The fall in commodity prices and the devaluation of the Indian rupee after WWI caused severe losses for Finlay; amongst other things, Champdany Jute was placed in liquidation. However, after a recovery in profits, the firm was floated on the Stock Exchange in 1924. The following year, Finlay acquired land in Kenya and formed The African Highlands Produce Co., now James Finlay (Kenya); Finlay planted estates and Kenya became an important producer of tea and flowers. In general, the inter-war period was difficult for Finlay, with the depression, falling commodity prices and Indian cotton manufacture suffering from Japanese imports, The Scottish mills also incurred losses but were kept open.

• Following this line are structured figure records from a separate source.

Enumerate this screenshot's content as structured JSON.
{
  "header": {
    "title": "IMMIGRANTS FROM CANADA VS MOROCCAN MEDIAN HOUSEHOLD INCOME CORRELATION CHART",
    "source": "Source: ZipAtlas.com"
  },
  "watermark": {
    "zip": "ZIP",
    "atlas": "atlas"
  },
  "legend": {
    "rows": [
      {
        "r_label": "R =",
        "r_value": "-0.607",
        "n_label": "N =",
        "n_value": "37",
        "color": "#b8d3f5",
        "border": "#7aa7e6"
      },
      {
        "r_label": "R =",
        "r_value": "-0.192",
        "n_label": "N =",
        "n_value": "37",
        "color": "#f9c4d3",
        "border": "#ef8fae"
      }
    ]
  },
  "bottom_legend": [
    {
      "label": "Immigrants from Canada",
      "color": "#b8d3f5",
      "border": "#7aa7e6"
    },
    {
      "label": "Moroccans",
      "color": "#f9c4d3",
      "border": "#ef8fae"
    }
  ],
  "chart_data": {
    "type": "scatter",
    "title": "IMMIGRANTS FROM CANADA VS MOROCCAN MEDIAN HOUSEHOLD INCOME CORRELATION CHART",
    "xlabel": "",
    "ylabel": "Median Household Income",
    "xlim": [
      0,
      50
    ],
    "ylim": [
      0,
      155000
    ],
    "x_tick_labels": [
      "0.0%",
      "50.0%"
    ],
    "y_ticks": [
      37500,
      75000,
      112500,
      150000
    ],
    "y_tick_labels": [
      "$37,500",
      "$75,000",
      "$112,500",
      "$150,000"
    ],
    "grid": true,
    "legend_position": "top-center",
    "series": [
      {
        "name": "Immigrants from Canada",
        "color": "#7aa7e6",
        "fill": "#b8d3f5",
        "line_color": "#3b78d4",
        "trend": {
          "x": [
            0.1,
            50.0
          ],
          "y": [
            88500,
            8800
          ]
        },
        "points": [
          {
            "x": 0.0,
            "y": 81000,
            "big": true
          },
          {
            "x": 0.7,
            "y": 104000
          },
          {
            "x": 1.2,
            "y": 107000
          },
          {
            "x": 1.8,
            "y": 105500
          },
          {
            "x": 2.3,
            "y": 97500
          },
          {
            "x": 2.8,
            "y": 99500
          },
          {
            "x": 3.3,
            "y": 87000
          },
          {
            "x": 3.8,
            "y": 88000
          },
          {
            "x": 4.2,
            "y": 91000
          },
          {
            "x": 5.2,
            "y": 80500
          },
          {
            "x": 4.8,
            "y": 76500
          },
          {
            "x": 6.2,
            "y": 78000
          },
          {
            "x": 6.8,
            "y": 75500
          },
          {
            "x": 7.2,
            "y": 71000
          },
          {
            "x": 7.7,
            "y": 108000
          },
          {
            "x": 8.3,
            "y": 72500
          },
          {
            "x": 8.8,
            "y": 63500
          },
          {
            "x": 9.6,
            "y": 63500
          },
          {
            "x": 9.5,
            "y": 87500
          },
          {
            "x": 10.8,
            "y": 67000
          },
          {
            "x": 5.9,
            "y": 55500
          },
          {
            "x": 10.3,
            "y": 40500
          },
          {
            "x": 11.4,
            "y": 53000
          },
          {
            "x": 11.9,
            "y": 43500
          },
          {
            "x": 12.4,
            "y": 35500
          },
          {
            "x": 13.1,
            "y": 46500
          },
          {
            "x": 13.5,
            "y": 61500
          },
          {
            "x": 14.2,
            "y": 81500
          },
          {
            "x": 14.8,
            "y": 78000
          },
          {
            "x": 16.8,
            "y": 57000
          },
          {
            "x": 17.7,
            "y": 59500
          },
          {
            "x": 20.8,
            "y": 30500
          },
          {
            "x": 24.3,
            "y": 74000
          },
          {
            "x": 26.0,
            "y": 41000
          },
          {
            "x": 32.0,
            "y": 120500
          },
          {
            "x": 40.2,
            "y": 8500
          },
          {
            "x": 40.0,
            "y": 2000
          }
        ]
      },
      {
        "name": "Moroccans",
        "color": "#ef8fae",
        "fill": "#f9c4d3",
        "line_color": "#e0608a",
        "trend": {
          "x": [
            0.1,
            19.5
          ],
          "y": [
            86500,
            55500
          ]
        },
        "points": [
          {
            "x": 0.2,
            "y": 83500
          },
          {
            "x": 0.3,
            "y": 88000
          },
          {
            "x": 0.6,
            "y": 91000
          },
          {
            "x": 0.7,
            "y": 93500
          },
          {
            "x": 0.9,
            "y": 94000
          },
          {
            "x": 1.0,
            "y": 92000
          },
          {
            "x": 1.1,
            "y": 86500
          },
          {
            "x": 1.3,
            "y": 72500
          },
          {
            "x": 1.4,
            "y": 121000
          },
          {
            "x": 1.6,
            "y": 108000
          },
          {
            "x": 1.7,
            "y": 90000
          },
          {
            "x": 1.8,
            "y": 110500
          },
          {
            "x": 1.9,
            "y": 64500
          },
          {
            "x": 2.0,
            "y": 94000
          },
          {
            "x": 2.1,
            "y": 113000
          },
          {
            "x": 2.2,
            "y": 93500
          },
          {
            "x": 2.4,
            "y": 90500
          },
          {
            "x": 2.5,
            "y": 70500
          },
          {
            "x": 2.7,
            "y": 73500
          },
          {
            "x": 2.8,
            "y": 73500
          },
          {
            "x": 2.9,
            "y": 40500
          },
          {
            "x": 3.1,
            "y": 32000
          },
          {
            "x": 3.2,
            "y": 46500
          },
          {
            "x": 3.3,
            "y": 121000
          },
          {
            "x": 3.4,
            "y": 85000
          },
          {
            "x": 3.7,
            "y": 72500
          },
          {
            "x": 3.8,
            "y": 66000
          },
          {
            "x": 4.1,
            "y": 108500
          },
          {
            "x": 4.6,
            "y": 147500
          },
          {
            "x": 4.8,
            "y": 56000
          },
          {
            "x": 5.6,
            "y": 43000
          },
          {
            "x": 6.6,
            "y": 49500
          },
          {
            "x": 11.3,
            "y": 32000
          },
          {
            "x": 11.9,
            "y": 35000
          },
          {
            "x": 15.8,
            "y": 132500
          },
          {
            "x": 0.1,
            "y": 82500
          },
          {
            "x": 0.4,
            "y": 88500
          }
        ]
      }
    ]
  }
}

==Rationalization and new ownership==

Following WWII a new mill was built at Catrine and Deanston reconstructed but it was not sufficient to keep them viable and the mills were closed in the mid-1960s. The Indian jute and cotton mills had been sold after Indian independence so with the closure of the Scottish Mills, James Finlay's main activities were tea plantations and merchant banking. From there, a gradual diversification began taking the Company into North Sea oil, manufacturing and the USA.

A further catalyst for change came with the purchase of a near 30% shareholding in the company by Slater Walker; when it ran into financial difficulties, the shareholding was sold in October 1976 to John Swire & Sons. That year saw the rationalization of the associated tea companies in India into one unit and these were subsequently sold to Tata Sons in 1977 in return for a 20% holding in Tata Finlay. After the rationalization, the UK interests comprised merchant banking; North Sea oil; tea trading; confectionary and beverages. Overseas, the interests were in financial services, especially Australia; merchanting; and plantations, including Kenya, Bangladesh, and India. Plantations accounted for over half the profits. By the end of the 1970s, Finlay was seeking to reduce its dependence on tea and increase its tropical agriculture base. Finlay also increased its investment in US oil and in merchanting. However, the diversification was not successful and both oil and banking experienced intermittent losses. In 1995, a policy decision was made to dispose of the non-core businesses, leaving plantations, specialty teas, tea trading and beverages. In September 2000, James Finlay was fully acquired by John Swire and in that decade its core interests were tea; agricultural products including rubber, flowers and timber; and logistics and agency services.